Czy coś rzuciło jej się w oczy? Nic! Zupełnie nic. Spokój był taki, że już po kwadransie zlikwidowała swój posterunek obserwacyjny w oknie na drugim piętrze kamienicy przy Kohlengasse. Nikt się nie kłócił, nikt z sąsiadów po pijaku burd nie wszczynał, na ulicy też żadnego wypadku, żadnej kraksy, żadnej wywrotki. Zupełny spokój, czyli nuda.

Zawiedziona do kuchni poszła, zwłaszcza że akurat mąż wrócił.

Dopiero późnym wieczorem jeszcze raz wyjrzała za okno. Chodniki były puste, ruch uliczny zamarł, ale jedno rzuciło jej się w oczy. W sklepie na parterze kamienicy po przeciwnej stronie ulicy światło było zapalone. W niedzielę, gdy nawet kramy w hali targowej zamknięte były na głucho? Wieczorem, gdy nikt sprawunków nie robi? Podejrzenia takie ją naszły, że od razu serce jej żywiej zabiło.

Uchyliła okno i wzrok wytężyła. Już nie tylko serce, ale i krew szybciej zaczęła krążyć. Nie dość, że w sklepie światło się świeciło, to jeszcze drzwi wejściowe były uchylone. Coś musiało się stać - pomyślała i spojrzała na męża. Drzemał wyciągnięty na kanapie. Od razu zaczęła go budzić.

- W sklepie naprzeciwko światło się świeci - powiedziała szarpiąc go za ramię.
- No i co z tego? - mruknął.
- Drzwi też są otwarte. Tam musiało się coś stać - szarpnęła mocniej.
- A co miałoby się stać? - burknął, przewrócił się na drugi bok i spał dalej. Ot, mężczyźni.

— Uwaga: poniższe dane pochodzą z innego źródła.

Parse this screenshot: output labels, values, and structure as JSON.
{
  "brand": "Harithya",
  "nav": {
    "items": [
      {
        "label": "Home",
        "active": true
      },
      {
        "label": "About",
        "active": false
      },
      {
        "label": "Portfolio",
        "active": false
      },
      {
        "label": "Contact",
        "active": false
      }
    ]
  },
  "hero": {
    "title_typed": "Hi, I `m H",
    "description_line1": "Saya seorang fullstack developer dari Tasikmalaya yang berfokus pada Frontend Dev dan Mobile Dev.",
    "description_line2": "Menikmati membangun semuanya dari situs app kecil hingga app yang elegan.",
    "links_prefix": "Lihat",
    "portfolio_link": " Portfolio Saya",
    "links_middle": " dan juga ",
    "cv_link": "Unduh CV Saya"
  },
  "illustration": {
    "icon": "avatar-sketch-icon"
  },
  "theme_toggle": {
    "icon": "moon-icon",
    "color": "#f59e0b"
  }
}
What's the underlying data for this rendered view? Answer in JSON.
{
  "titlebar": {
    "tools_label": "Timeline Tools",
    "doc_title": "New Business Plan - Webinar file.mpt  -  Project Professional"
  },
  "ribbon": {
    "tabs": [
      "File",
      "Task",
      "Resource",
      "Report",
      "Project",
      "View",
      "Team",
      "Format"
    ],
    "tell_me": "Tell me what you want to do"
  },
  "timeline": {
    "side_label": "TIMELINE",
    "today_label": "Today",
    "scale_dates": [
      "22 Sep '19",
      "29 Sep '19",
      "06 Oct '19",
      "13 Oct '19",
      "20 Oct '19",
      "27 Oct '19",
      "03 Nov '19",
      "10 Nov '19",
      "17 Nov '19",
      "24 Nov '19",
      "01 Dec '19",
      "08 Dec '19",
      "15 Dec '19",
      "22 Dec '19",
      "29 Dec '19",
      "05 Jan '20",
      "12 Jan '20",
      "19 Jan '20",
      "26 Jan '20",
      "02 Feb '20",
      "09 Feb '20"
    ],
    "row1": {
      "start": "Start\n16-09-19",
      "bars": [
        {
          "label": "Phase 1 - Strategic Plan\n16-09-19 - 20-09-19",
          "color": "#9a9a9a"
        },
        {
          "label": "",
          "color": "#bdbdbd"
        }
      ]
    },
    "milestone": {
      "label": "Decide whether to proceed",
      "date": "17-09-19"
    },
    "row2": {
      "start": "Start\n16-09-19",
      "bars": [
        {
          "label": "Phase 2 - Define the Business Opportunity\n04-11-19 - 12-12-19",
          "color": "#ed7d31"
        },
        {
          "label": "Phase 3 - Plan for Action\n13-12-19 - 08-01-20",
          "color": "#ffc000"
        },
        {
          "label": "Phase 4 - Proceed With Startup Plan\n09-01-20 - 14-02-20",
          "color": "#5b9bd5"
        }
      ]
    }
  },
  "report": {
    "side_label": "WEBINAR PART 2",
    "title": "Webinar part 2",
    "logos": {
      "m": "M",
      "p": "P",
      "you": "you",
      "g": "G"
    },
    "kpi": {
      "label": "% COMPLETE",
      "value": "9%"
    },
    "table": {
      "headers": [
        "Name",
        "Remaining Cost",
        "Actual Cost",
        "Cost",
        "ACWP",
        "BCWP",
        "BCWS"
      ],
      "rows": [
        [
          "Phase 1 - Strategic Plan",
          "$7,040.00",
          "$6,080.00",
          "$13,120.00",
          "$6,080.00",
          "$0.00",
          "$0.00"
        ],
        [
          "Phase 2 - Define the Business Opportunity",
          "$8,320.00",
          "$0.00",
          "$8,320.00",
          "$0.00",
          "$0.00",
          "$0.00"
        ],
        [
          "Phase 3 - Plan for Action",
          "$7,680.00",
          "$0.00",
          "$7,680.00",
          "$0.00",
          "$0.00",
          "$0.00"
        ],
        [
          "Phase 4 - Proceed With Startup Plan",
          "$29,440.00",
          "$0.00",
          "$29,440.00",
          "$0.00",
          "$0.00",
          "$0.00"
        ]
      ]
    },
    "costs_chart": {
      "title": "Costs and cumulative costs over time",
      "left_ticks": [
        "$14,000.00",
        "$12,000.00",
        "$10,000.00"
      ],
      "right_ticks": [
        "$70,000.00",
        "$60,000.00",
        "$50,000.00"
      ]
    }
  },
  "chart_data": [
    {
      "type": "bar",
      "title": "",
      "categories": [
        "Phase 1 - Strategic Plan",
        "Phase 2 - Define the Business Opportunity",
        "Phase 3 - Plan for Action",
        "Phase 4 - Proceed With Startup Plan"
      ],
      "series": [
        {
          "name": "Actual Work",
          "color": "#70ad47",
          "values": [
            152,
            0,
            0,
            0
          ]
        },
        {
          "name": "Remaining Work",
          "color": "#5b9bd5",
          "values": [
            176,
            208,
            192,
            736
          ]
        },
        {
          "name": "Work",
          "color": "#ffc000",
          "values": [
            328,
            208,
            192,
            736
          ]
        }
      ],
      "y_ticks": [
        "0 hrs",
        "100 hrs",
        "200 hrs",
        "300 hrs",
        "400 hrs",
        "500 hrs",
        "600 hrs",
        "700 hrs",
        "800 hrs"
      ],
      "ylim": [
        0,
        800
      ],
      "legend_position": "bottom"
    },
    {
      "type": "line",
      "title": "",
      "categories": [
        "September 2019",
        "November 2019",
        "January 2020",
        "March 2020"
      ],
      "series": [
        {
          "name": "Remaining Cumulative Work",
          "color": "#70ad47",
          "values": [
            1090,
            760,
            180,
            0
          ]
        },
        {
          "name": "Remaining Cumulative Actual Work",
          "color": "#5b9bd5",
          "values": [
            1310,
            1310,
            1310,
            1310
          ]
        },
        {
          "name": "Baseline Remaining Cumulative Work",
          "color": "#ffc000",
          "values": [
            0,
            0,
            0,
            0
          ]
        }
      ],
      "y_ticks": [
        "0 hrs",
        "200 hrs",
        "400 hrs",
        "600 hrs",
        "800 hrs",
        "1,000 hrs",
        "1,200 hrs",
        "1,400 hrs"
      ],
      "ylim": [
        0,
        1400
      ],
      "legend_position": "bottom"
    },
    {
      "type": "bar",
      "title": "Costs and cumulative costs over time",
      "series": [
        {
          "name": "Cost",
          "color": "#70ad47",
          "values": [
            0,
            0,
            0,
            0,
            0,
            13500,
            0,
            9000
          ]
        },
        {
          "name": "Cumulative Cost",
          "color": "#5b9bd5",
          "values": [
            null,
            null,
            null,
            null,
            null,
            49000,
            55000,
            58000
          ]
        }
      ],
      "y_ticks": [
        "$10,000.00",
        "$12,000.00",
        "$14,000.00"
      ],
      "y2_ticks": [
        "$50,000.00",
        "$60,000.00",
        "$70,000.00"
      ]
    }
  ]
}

Zaniepokojona chciała pójść do sąsiadki. Już nawet pantofle zmieniła, przypomniała sobie jednak, że pani Bukowski ma remont w mieszkaniu. Malowanie, sprzątanie i takie rzeczy, nie wypadało więc przeszkadzać, zwłaszcza że ciemno już było. Zaniepokojona krążyła przez jakiś czas pomiędzy oknem w pokoju a drzwiami wyjściowymi, w końcu jednak poszła spać. Nazajutrz rano chciała wszystko zgłosić na policji, kiedy jednak wyszła z domu, okazało się, że wszyscy wokół wiedzieli już, co się stało. A tak chciała zaistnieć! Tak bardzo pragnęła znaleźć się w centrum mrożących krew w żyłach wydarzeń. I co? I guzik! Nic z tego nie wyszło.

* * *


Sklep na parterze kamienicy przy Kohlengasse należał do elbląskiej wytwórni konfitur Mahlkego. Poza dżemami, marmoladami i kompotami można tu było też nabyć herbatę, kawę, czekoladę i słodycze. To, co zdarzyło się tutaj w ostatnią niedzielę kwietnia 1901 r., nie było niczym szczególnym. Ktoś wyłamał zamek w drzwiach od zaplecza, wykradł z kasy całą gotówkę, wziął z półki kilka tabliczek czekolady i może też trochę cukierków, po czym czmychnął, pozostawiając zapalone światło i uchylone drzwi wejściowe, którymi zapewne wyszedł.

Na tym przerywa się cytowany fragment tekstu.